SEMPRE
ATTUALE: DONNA DI SPERANZA
Beata
Elisabetta Canori Mora
“Gesù
Cristo vivente nella sua Chiesa,
sorgente di speranza” (Esortazione
Apostolica ‘Ecclesia in Europa’,
2003).
Uno
dei quattro medaglioni in stucco
situati nei pennacchi della cupola
barocca della Chiesa di San
Carlo alle Quattro Fontane, opera
dell’architetto Francesco Borromini,
rappresenta L’incontro di San
Giovanni de Matha con San Felice di
Valois, lavoro di Giuseppe
Bernascone che nel febbraio del 1640
è incaricato della decorazione a
stucco. L’incontro dei due Santi ha
un significato particolare per la
Chiesa e per tutti i cristiani, in
quanto sono i fondatori dell’Ordine
della Santissima Trinità, nato per
dare speranza ed essere al servizio
della redenzione e della misericordia
degli schiavi, dei prigionieri, dei
poveri e degli emarginati della società.
Il carisma è quanto mai attuale, in
quanto molte sono le schiavitù della
società moderna, in primo luogo la
droga e l’alcool, che annientano
l’uomo, privandolo della libertà;
quindi la miseria, l’analfabetismo,
la prostituzione, l’emarginazione,
l’odio e l’indifferenza che
annullano la dignità umana e tolgono
la libertà; poi la persecuzione a
causa della fede, che sottrae i
diritti per le convinzioni religiose.
La
splendida Chiesa, dove l’aria che si
respira è satura dell’anima della
Beata Elisabetta Canori Mora, è stata
il centro della sua breve vita
consumata come un dono d’amore e di
speranza per il prossimo vicino e
lontano, per la Chiesa, per le anime
purganti e per gli ammalati.
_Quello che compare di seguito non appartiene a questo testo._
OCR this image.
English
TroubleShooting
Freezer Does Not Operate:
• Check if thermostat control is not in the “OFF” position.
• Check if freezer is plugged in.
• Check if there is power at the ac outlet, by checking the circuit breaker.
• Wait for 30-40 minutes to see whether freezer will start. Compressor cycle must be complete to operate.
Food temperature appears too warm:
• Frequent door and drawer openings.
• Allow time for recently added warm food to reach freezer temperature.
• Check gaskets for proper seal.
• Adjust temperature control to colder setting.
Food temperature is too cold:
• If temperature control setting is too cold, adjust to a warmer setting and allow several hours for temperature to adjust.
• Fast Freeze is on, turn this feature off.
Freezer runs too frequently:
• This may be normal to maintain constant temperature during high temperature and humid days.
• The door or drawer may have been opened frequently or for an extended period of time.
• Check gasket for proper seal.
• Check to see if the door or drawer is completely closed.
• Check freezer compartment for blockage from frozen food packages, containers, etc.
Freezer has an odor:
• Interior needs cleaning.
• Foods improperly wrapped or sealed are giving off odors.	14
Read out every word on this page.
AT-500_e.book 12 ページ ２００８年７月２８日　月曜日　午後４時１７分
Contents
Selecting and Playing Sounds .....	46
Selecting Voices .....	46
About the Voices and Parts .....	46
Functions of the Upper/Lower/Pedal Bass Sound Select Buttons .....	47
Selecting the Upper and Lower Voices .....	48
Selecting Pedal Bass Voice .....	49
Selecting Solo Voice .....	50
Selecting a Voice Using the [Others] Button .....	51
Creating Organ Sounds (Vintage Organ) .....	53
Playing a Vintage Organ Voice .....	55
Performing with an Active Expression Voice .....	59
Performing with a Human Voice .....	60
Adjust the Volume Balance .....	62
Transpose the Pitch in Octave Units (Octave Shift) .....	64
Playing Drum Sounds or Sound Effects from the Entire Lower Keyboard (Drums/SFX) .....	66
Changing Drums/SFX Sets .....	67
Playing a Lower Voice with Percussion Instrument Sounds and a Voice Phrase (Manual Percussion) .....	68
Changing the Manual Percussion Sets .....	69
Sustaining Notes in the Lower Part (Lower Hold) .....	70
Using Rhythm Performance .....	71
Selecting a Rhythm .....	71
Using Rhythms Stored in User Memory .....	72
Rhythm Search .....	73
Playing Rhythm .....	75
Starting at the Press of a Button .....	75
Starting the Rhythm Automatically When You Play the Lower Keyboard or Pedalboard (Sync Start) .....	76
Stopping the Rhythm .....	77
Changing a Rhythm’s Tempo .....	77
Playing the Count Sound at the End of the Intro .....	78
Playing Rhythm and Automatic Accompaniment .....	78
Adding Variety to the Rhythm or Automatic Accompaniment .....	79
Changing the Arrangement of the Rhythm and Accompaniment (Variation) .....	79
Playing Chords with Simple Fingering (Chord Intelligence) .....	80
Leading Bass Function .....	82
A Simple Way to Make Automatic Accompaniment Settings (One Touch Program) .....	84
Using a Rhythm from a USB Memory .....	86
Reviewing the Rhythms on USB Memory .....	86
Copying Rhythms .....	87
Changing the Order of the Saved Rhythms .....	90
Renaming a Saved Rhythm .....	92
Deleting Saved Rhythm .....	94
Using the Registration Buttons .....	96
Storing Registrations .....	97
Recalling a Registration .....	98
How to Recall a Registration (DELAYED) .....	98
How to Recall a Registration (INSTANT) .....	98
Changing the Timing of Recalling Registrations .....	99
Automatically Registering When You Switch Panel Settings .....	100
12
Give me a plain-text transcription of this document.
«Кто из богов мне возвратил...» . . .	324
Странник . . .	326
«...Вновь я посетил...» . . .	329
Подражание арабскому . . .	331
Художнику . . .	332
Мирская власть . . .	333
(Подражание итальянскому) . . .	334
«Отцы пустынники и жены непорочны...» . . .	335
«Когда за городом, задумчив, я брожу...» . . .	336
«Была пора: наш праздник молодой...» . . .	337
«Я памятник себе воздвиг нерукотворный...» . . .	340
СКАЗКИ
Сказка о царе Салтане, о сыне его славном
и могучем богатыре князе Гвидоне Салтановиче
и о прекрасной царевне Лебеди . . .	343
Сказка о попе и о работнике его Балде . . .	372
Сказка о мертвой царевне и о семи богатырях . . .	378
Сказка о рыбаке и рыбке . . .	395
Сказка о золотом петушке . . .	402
Affronta
le difficili e penose prove della vita
con ferma speranza e fiducia, sempre
pronta ad offrirsi qual vittima di
espiazione per placare l’ira del
Signore e piacere al suo amorosissimo
Gesù sacramentato.
Piangendo
e pregando per le sue colpe sente una
grande speranza da cui trae conforto,
e per la speranza in Dio si mantiene
intrepida contro la disperazione ed
implora la misericordia del Signore
per le nefandezze commesse dagli
uomini e si infervora tutta
nell’aspirare al Cielo e nel
confidare nei meriti di Gesù Cristo.
Rivolta
al cielo implora: Gesù mio diffido
di me, ma la mia speranza è
appoggiata in Dio. Sì, mi salverò
per i meriti infiniti di Gesù.
Le
persone che si rivolgono a lei, per
consigli, preghiere o conforto,
restano edificate, fiduciose e
persuase a riporre tutta la loro
fiducia in Dio, tanto per le cose
spirituali, quanto per le cose
temporali. Anima tutti a tenersi fermi
nella speranza in Dio tanto
misericordioso, e a diffidare solo
della propria debolezza, viltà e
miseria; con questa speranza richiama
e converte i traviati e molte anime
dalla via di perdizione e dalla
pusillanimità e le riconduce nel
giusto e retto sentiero.
Per
le necessità materiali la sua
speranza e fiducia in Dio è completa,
tanto da assicurare sempre le figlie
che non sarebbe mai mancato il
necessario.
La
Speranza mi faceva sperare con ogni
certezza il sommo Bene, scrive nel suo Diario.
E,
affidata sempre nei meriti di Gesù
Cristo, mio Signore, dove ho fondato
la mia speranza. Le sue amorose piaghe
mi rendono certa la speranza di
poterlo amare eternamente, senza
intervallo, senza riserva, ma lo amerò
con tutta l’ampiezza del mio cuore.
Mio
Dio, mio amore, vi offro il sangue e
la vita, donatemi il vostro cuore,
datemi la corrispondenza, donatemi la
perfezione.
Pongo
ogni mia speranza in voi, mio Bene,
mio amore. Gesù mio non posso più
soffrire di vedermi ingrata al vostro
amore.
Nell’amaro
pianto per le sue colpe sente sempre
una speranza che la consola, è la
voce del suo amorosissimo Dio che non
l’ha mai abbandonata e non abbandona
mai nessuno: l’amor che move il
sole e l’altre stelle (Dante,
Paradiso).
Sperare
in terra significa essere capaci di
sperare nel mondo di Dio, ed
Elisabetta è come una fiaccola che
tiene accesa la carità, sorgente
inesauribile della speranza, a lode e
gloria della Santissima Trinità.
Beata
Elisabetta Canori Mora, prega per noi!